A critical remote code execution vulnerability with Credential Security Support Provider protocol (CredSSP protocol) that exploit RDP and WinRM on all the version of windows machine could allow attackers to run arbitrary code on target servers.
The logical flaw is with CredSSP protocol provides Security that used by Remote Desktop Protocol and Windows Remote Management to transfer the credential securely.
Security researchers from preempt discovered the logical flaw in CredSSP that could be exploited by an attacker who can launch a man-in-the-middle attack over such a session can abuse it to run remote code on the machines that associated with the compromised network.
This vulnerability with Security Support Provider CredSSP protocol could be a gateway for hackers as it affects all the version of windows starting from Vista. The issue is critical as DCE/RPC remains enabled by default.
How can attackers exploit the flaw with CredSSP protocol?
An attacker could exploit this vulnerability by launching a MITM attack and wait for the CredSSP session to occur, and if the session occurs attackers can steal session authentication and perform a Remote Procedure Call (DCE/RPC) attack on the server where the user connected to.
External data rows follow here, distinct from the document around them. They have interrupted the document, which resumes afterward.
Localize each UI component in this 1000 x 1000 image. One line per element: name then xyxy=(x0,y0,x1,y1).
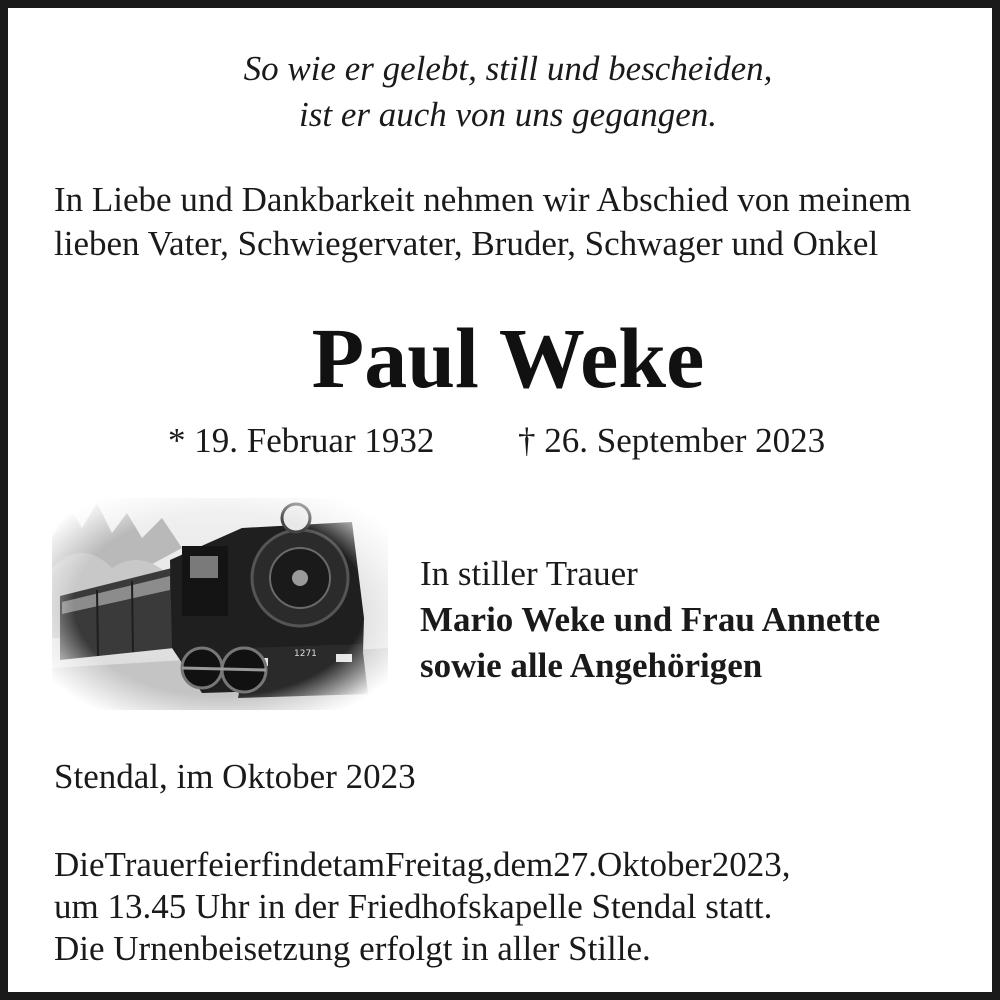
deceased-name: Paul Weke xyxy=(311,310,705,406)
motto-line-1: So wie er gelebt, still und bescheiden, xyxy=(243,49,773,88)
service-line-1 xyxy=(54,844,962,886)
service-line-2: um 13.45 Uhr in der Friedhofskapelle Stendal statt. xyxy=(54,887,773,926)
mourners-intro: In stiller Trauer xyxy=(420,554,638,593)
mourners-line-2: sowie alle Angehörigen xyxy=(420,646,763,685)
service-info xyxy=(54,844,962,970)
birth-date: * 19. Februar 1932 xyxy=(168,421,435,460)
service-word: 2023, xyxy=(711,845,791,884)
intro-text xyxy=(54,178,974,266)
motto xyxy=(8,46,1000,138)
intro-line-1: In Liebe und Dankbarkeit nehmen wir Abschied von meinem xyxy=(54,180,912,219)
service-word: findet xyxy=(260,845,343,884)
service-word: 27. xyxy=(553,845,597,884)
service-word: Freitag, xyxy=(385,845,493,884)
place-date: Stendal, im Oktober 2023 xyxy=(54,757,416,796)
mourners-line-1: Mario Weke und Frau Annette xyxy=(420,600,881,639)
death-date: † 26. September 2023 xyxy=(518,421,826,460)
mourners-block xyxy=(420,551,880,689)
service-word: Trauerfeier xyxy=(104,845,261,884)
service-line-3: Die Urnenbeisetzung erfolgt in aller Stille. xyxy=(54,929,651,968)
motto-line-2: ist er auch von uns gegangen. xyxy=(299,95,717,134)
intro-line-2: lieben Vater, Schwiegervater, Bruder, Schwager und Onkel xyxy=(54,224,879,263)
service-word: dem xyxy=(492,845,554,884)
service-word: am xyxy=(342,845,386,884)
service-word: Die xyxy=(54,845,105,884)
steam-locomotive-photo xyxy=(52,498,388,710)
service-word: Oktober xyxy=(597,845,712,884)
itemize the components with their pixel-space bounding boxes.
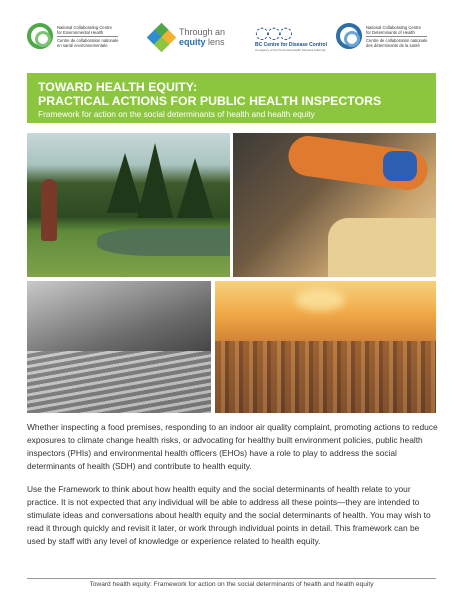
- equity-lens-word-lens: lens: [205, 37, 225, 47]
- footer-divider: [27, 578, 436, 579]
- bccdc-logo: [255, 23, 327, 52]
- bccdc-name: BC Centre for Disease Control: [255, 42, 327, 48]
- equity-lens-text: [179, 27, 225, 47]
- ncceh-name-en-1: National Collaborating Centre: [57, 24, 112, 30]
- title-line-2: PRACTICAL ACTIONS FOR PUBLIC HEALTH INSPECTORS: [38, 94, 382, 108]
- page-footer: Toward health equity: Framework for action on the social determinants of health and health equity: [89, 581, 374, 588]
- logo-bar: [0, 20, 463, 60]
- nccdh-name-en-1: National Collaborating Centre: [366, 24, 421, 30]
- nccdh-name-en-2: for Determinants of Health: [366, 29, 415, 35]
- through-an-equity-lens-icon: [148, 24, 174, 50]
- ncceh-name-en-2: for Environmental Health: [57, 29, 104, 35]
- ncceh-name-fr-2: en santé environnementale: [57, 42, 108, 48]
- page-subtitle: Framework for action on the social determinants of health and health equity: [38, 109, 315, 119]
- nccdh-logo: [336, 23, 427, 49]
- framework-paragraph: Use the Framework to think about how health equity and the social determinants of health relate to your practice. It is not expected that any individual will be able to address all these points—they are intended to stimulate ideas and conversations about health equity and the social determinants of health. You may wish to read it through quickly and revisit it later, or work through individual points in detail. This framework can be used by staff with any level of knowledge or experience related to health equity.: [27, 484, 431, 546]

Now an attacker who gained privileged access to the system can run different commands and install payloads. In the real world scenarios Vulnerable routers/switches, ARP poisoning attack and vulnerabilities like KRACK can allow attacks to launch MITM network over enterprise network and wait for an IT admin to log-on to the server using RDP.
The vulnerability tracked as CVE-2018-0886 and Microsoft released patches for all affected platforms and also advised administrators to force the updates through group policies.